It has been a busy summer, and as autumn begins, I once again have the opportunity to return to my simple indoor pleasures. The garden has, for the most part, run its course, travel has slowed down (though it never really stops), and I can reflect on the places we have gone and the things we have seen.
We try, and always succeed, in seeing each of our five children scattered across the country at least once a year. This summer we joined our daughter’s family from Minnesota, and our son’s family from Maryland on the Oregon coast for a most fantastic vacation.

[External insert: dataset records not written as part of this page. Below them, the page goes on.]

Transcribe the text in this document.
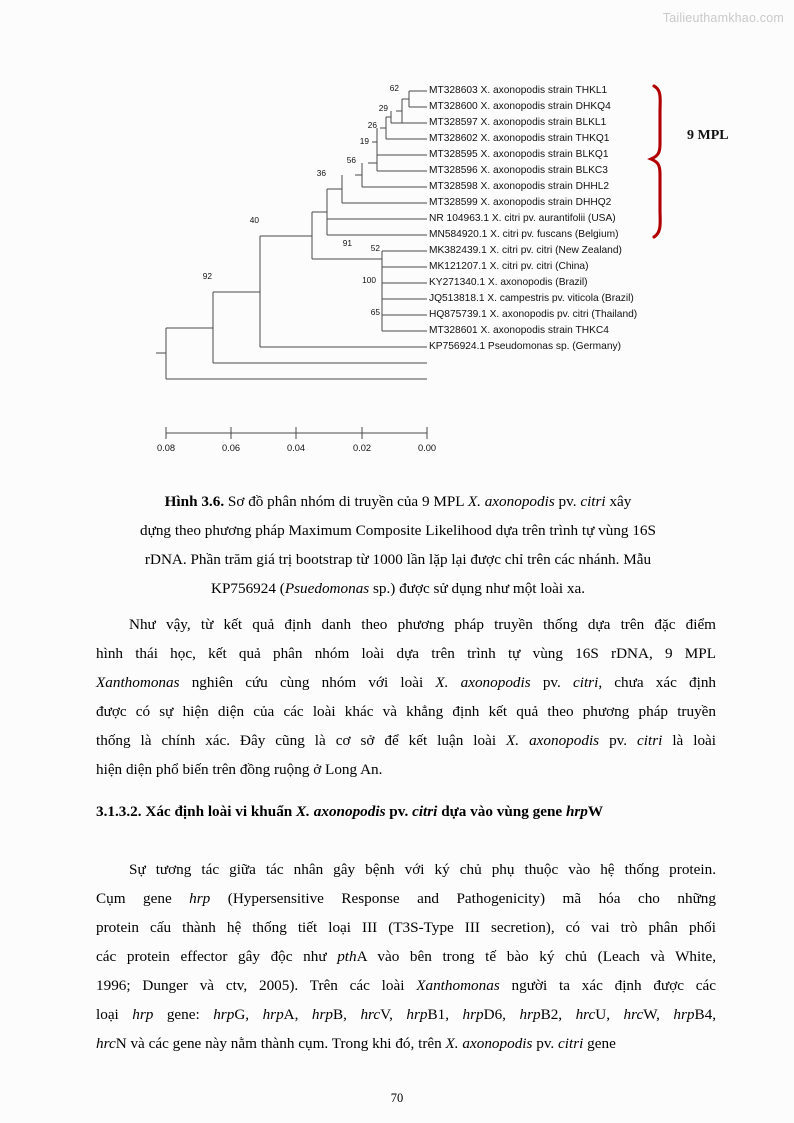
Tailieuthamkhao.com
MT328603 X. axonopodis strain THKL1
MT328600 X. axonopodis strain DHKQ4
MT328597 X. axonopodis strain BLKL1
MT328602 X. axonopodis strain THKQ1
MT328595 X. axonopodis strain BLKQ1
MT328596 X. axonopodis strain BLKC3
MT328598 X. axonopodis strain DHHL2
MT328599 X. axonopodis strain DHHQ2
NR 104963.1 X. citri pv. aurantifolii (USA)
MN584920.1 X. citri pv. fuscans (Belgium)
MK382439.1 X. citri pv. citri (New Zealand)
MK121207.1 X. citri pv. citri (China)
KY271340.1 X. axonopodis (Brazil)
JQ513818.1 X. campestris pv. viticola (Brazil)
HQ875739.1 X. axonopodis pv. citri (Thailand)
MT328601 X. axonopodis strain THKC4
KP756924.1 Pseudomonas sp. (Germany)
62
29
26
19
56
36
40
52
91
100
65
92
0.08	0.06	0.04	0.02	0.00
9 MPL
Hình 3.6. Sơ đồ phân nhóm di truyền của 9 MPL X. axonopodis pv. citri xây
dựng theo phương pháp Maximum Composite Likelihood dựa trên trình tự vùng 16S
rDNA. Phần trăm giá trị bootstrap từ 1000 lần lặp lại được chỉ trên các nhánh. Mẫu
KP756924 (Psuedomonas sp.) được sử dụng như một loài xa.
Như vậy, từ kết quả định danh theo phương pháp truyền thống dựa trên đặc điểm
hình thái học, kết quả phân nhóm loài dựa trên trình tự vùng 16S rDNA, 9 MPL
Xanthomonas nghiên cứu cùng nhóm với loài X. axonopodis pv. citri, chưa xác định
được có sự hiện diện của các loài khác và khẳng định kết quả theo phương pháp truyền
thống là chính xác. Đây cũng là cơ sở để kết luận loài X. axonopodis pv. citri là loài
hiện diện phổ biến trên đồng ruộng ở Long An.
3.1.3.2. Xác định loài vi khuẩn X. axonopodis pv. citri dựa vào vùng gene hrpW
Sự tương tác giữa tác nhân gây bệnh với ký chủ phụ thuộc vào hệ thống protein.
Cụm gene hrp (Hypersensitive Response and Pathogenicity) mã hóa cho những
protein cấu thành hệ thống tiết loại III (T3S-Type III secretion), có vai trò phân phối
các protein effector gây độc như pthA vào bên trong tế bào ký chủ (Leach và White,
1996; Dunger và ctv, 2005). Trên các loài Xanthomonas người ta xác định được các
loại hrp gene: hrpG, hrpA, hrpB, hrcV, hrpB1, hrpD6, hrpB2, hrcU, hrcW, hrpB4,
hrcN và các gene này nằm thành cụm. Trong khi đó, trên X. axonopodis pv. citri gene
70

My next several postings will be devoted to our trip and the many things we saw, and the many things we did.
Our first stop was Portland, “The City of Roses”. Our three families flew into Portland, where we spent several days exploring the city, getting a feel for its inhabitants, and relaxing in a small house, on a corner lot, in an old and historic neighborhood.
What a charming little place to spend time with family.
Portland is the largest city in Oregon. It is located at the foot of Mt. Hood, and at the confluence of the Columbia and Willamette Rivers.
Before European settlement, many Native Americans of the Chinook made this area their home. The thousands of Chinook from the Clackimas and Multnomah bands made this area the most densely populated on the Pacific Coast.
When streams of settlers traveling the Oregon Trail began arriving on the west coast of the American Northwest, they could not help but notice the vast forests. Two of these settlers, William Overton and his friend, Asa Lovejoy staked out a claim, cleared many of the trees in a business venture, built roads, and erected the first buildings in the area. Eventually, Overton moved on, selling his share of the settlement to Francis Pettigrove. As the settlement grew and prospered, it was called “The Clearing”, and “Stumptown”, but finally, in 1845 it was decided by virtue of a coin toss between Pettigrove and Overton, that the town would be called Portland.
By 1850, Portland had approximately 800 residents, and the town was incorporated in 1851. Industry in the area was benefited by its location on the newly laid railroad. Workers in Portland made their living in lumber, fishing, growing wheat, and raising cattle. Over the years Portland has grown to be the second largest city in the Northwest.
A few scenes from Portland…
Our first big outing was to the Lan Su Chinese Garden in Portland’s Old Town…what an amazing place. We wandered around the garden for quite some time, marveling at the beautiful flowers and plants and enjoying the kids as they enjoyed the huge koi! But one of the best parts of this visit was our lunch at the Tea Room. We ordered several items and shared them all around.
Both the grandchildren enjoyed watching the fish in the pond…
and our granddaughter could have stayed right here for hours listening to the soothing, beautiful music…
Another day we traveled to the International Test Rose Garden in Washington Park. Pictures do a much better job than words ever could to describe this beautiful place…
We met friends of our son’s at Washington Park to give the children an opportunity to play on the playground. While they played, and wore their parents out, I took a walk along one of the paths and realized for the first time that I was actually in the rain forest…
We wandered around Portland for several days, enjoying the sites using their mass transit. One of my favorite places to visit was Powell’s Books, the largest independent book store in the world. I cannot believe I did not take a picture…guess I was too busy buying books, and wondering how on earth I would get them all home in my luggage…on a plane with weight restrictions. I did it, but it wasn’t easy, and Jim’s luggage was suddenly heavier than he remembered it on the flight here. And to round out one very busy day, we stopped for some of Portland’s famous Voodoo Doughnuts. Oh, how the two kids enjoyed those!
And on our way out of Portland, we stopped at another of their magnificent parks for a picnic lunch…as we headed to the coast, and a beach house on a hillside. But more about that in another post!
Tired kids, tired grandpa…on our way further west…
Sweet Cherries…Sweet Treat
Some of the best sweet cherries, known as Bing cherries, are grown in the American Northwest. Here is a slightly adapted recipe for a sweet cherry caflouti from the Portland Farmers Market. A caflouti is a custrdy cake which originated in Southern France…and it is really delicious.
Sweet Cherry Caflouti
- 1 Tbsp. unsalted butter
- 2/3 c. all-purpose flour
- 1/2 c. sugar
- 1/2 tsp. salt
- 1/2 c. milk, warmed just a bit
- 4 eggs, slightly beaten
- 2 Tbsp. amaretto (optional; you may substitute 1 Tbsp. of pure almond extract)
- 1 lb. of sweet cherries, stemmed and pitted
- a bit of confectioners sugar
- In a large bowl, combine the flour, sugar, and salt, and make a well in the middle.
- Add the milk, eggs and amaretto.
- Stir the mixture together with a wooden spoon until well combined. The batter will be similar to heavy cream.
- Butter the bottom of a cast iron frying pan with the butter, and cover evenly with the cherries.
- Pour the batter over the cherries and bake at 375 degrees on the middle rack of the oven until the clafouti is firm, about 35- 45 minutes.
- Cool on a wire rack for 10 minutes.
- Dust with a bit of confectioners sugar. and serve warm.